What is unusual, at least in the context of a production mounted by a major opera house, is the absence of a set designer. The book’s claim that the production has no
scenery is a little disingenuous; the stage space itself, together with the mobile lighting towers and the use of the lighting bridges at different heights during the
performance, all constitute set elements – it is just that they are designed and controlled by the LD and the Director. This creates a changed dynamic within the
creative process, a dynamic that the book reveals in glimpses rather than by addressing it full on.
The format of the book is unusual; part of it reads as a conventional text on the production, but the book also contains a substantial amount of additional
“unprocessed” material such as brief biographies of the project’s protagonists, press reviews, technical plans and lists, and an assortment of photographs and
drawings. Some of this, such as Woodroffe’s “back of an envelope” early sketches, is fascinating, while material such as luminaire manufacturer’s technical
specifications seems to be included for no better reason than because it was available.
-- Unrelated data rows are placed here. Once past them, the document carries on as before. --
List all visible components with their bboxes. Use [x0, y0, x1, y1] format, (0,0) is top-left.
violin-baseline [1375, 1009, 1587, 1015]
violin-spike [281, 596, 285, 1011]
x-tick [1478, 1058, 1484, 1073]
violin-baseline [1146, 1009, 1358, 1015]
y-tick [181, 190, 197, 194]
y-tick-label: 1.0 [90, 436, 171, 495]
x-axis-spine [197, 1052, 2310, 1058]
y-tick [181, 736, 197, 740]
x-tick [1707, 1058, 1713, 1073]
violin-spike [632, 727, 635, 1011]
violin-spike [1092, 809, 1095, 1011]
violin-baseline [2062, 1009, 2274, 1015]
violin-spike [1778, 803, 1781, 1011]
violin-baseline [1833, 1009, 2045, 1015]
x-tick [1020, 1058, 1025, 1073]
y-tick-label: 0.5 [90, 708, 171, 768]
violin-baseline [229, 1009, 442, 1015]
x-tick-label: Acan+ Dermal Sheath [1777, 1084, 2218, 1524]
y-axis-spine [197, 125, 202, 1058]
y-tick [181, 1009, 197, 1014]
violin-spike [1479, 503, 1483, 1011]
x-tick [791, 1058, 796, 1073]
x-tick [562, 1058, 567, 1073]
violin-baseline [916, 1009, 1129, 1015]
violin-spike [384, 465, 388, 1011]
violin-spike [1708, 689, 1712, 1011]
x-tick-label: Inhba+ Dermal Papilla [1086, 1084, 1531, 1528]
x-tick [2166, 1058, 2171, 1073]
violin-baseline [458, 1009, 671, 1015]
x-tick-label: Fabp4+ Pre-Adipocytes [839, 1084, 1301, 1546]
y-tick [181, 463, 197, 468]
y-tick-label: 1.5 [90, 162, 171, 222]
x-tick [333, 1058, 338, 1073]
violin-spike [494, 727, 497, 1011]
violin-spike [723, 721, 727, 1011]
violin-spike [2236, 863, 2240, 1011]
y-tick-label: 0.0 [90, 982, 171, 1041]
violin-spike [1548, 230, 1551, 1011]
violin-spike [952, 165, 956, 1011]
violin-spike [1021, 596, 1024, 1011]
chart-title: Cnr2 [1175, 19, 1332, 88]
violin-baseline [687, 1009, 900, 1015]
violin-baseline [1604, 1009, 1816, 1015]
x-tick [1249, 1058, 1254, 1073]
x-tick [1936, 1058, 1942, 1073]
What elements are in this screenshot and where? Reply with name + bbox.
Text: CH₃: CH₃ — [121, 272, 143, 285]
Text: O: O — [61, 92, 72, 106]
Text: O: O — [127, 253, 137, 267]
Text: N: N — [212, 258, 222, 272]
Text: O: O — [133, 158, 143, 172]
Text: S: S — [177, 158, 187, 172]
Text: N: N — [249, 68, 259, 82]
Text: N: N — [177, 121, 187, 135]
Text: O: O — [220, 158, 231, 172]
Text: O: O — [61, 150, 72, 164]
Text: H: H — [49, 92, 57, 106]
There are some 24-carat nuggets, such as the exchange between Woodroffe and the show’s Director, Jürgen Flimm: Flimm: “Mr. Woodroffe, I think there is
a mistake!” Woodroffe: “No, Herr Flimm, there is a possibility of improvement!”
However, there are also some missed opportunities: the show was comprehensively photographed through the production process, and many of these
images appear in the book. Rather than showing Woodroffe’s storyboard sketches and the photos in separate chapters, placing them together on the page would
have more clearly shown the development of the design from concept to stage.
In spite of these quibbles, this is a worthwhile book that offers the reader an insight into an intriguing project. The Entertainment Technology Press is to be
applauded for bringing innovation to the literature of lighting design.